HTML Purifier against external resources

812 views Asked by At

I am pretty new to XSS and HTML Purifier (researched for a few days). Yet i have been a programming and web-dev guy for many years. (Yes i know shame that i didnt come across XSS. i thought of stuffs similar. But just didnt research it in depth.)

AFAIK, attackers can load their evil external JS in places like IMG's SRC, and in other valid tags' attributes as well. So i come upon an idea that, if i prohibit user's html to load resources outside my domain, (and purifier what i already have in my document/database,) can i say my site is free from XSS attacks?

Let me rephrase and structure my queries.

First, i am going to build a website, that allows users to input (directly or through upload) html codes. Quite typical.

I will use HTML Purifier to 'clear' the user codes.

The first question: (Q1) Even after using HTML Purifier, attackers can still load their evil scripts via valid html attributes. Is this true?

And (Q2) I suppose i cannot allow the <script> tag in the HTML Purifier setting, as any evil things can happen in the JS within the <script> tag. Is it true?

(Q3) Can HTML Purifier strip out all links, in anywhere of the text, that are not referring to the domains i trusted?

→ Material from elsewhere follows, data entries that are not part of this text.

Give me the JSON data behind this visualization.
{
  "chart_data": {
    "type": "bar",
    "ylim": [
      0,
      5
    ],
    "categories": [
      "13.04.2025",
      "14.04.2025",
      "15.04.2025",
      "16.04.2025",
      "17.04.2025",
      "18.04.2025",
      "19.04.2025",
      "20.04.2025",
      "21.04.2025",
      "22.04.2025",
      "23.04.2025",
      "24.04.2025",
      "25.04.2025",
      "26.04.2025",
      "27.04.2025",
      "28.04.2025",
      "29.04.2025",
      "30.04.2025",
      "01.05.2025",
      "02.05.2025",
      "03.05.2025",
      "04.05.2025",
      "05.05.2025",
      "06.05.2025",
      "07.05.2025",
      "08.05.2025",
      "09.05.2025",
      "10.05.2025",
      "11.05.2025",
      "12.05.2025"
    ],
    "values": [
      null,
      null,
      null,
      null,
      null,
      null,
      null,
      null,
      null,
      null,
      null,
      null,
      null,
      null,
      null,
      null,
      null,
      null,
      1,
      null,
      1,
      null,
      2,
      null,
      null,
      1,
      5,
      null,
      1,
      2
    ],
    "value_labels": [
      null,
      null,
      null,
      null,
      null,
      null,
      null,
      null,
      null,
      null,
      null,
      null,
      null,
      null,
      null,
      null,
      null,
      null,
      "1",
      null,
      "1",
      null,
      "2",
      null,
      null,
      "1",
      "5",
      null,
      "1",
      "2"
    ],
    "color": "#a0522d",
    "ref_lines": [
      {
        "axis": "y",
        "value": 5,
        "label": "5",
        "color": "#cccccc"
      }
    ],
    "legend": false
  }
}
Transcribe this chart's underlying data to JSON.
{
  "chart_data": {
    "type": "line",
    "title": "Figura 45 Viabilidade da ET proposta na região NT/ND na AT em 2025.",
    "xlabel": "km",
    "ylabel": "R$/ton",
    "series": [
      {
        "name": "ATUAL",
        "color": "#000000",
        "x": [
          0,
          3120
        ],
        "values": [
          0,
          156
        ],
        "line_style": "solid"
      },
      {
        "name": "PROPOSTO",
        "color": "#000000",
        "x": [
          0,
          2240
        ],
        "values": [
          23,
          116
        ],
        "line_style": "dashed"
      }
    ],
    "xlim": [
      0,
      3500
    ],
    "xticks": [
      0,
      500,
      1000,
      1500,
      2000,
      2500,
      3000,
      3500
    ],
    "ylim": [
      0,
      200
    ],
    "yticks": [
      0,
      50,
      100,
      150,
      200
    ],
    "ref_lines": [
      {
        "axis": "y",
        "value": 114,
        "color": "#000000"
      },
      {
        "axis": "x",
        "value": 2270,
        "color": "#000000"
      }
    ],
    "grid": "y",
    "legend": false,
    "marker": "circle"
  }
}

And finally, a theoretical issue (Q4) If the text has been HTML Purified, and no external links, can we say that it is absolutely free from XSS?

P.S. one more thing is that, i would like to allow certain (very limited) JS. Do you think it is ok to convert (my custom) tags like [ajax:getUserName] into real JS, in the final process?

Thanks very much!

1

There are 1 answers

7
Edward Z. Yang On

Let's assume for a moment that HTML Purifier has no security vulnerabilities (generally, it's a bad bet to assume software is not buggy, so beware.)

Q1: If you use HTML Purifier as described by the documentation (use it to purify HTML, put the result of HTML Purifier only in HTML contexts, configure your character encoding properly), then attackers should not be able to load their scripts. It is "safe" out of the box.

Q2: HTML Purifier will not allow you to allow the >script<; it will reject it as unknown.

Q3: Unfortunately, HTML Purifier only currently directly supports blacklisting strings in host names (using %URI.HostBlacklist) and only allow local links (%URI.DisableExternal). But you could define a URI filter for a more complicated policy.

Q4: The no external links restriction is not necessary, it should be free of XSS.

PS: That is OK, as long as you handle escaping user input that is included into the JS properly.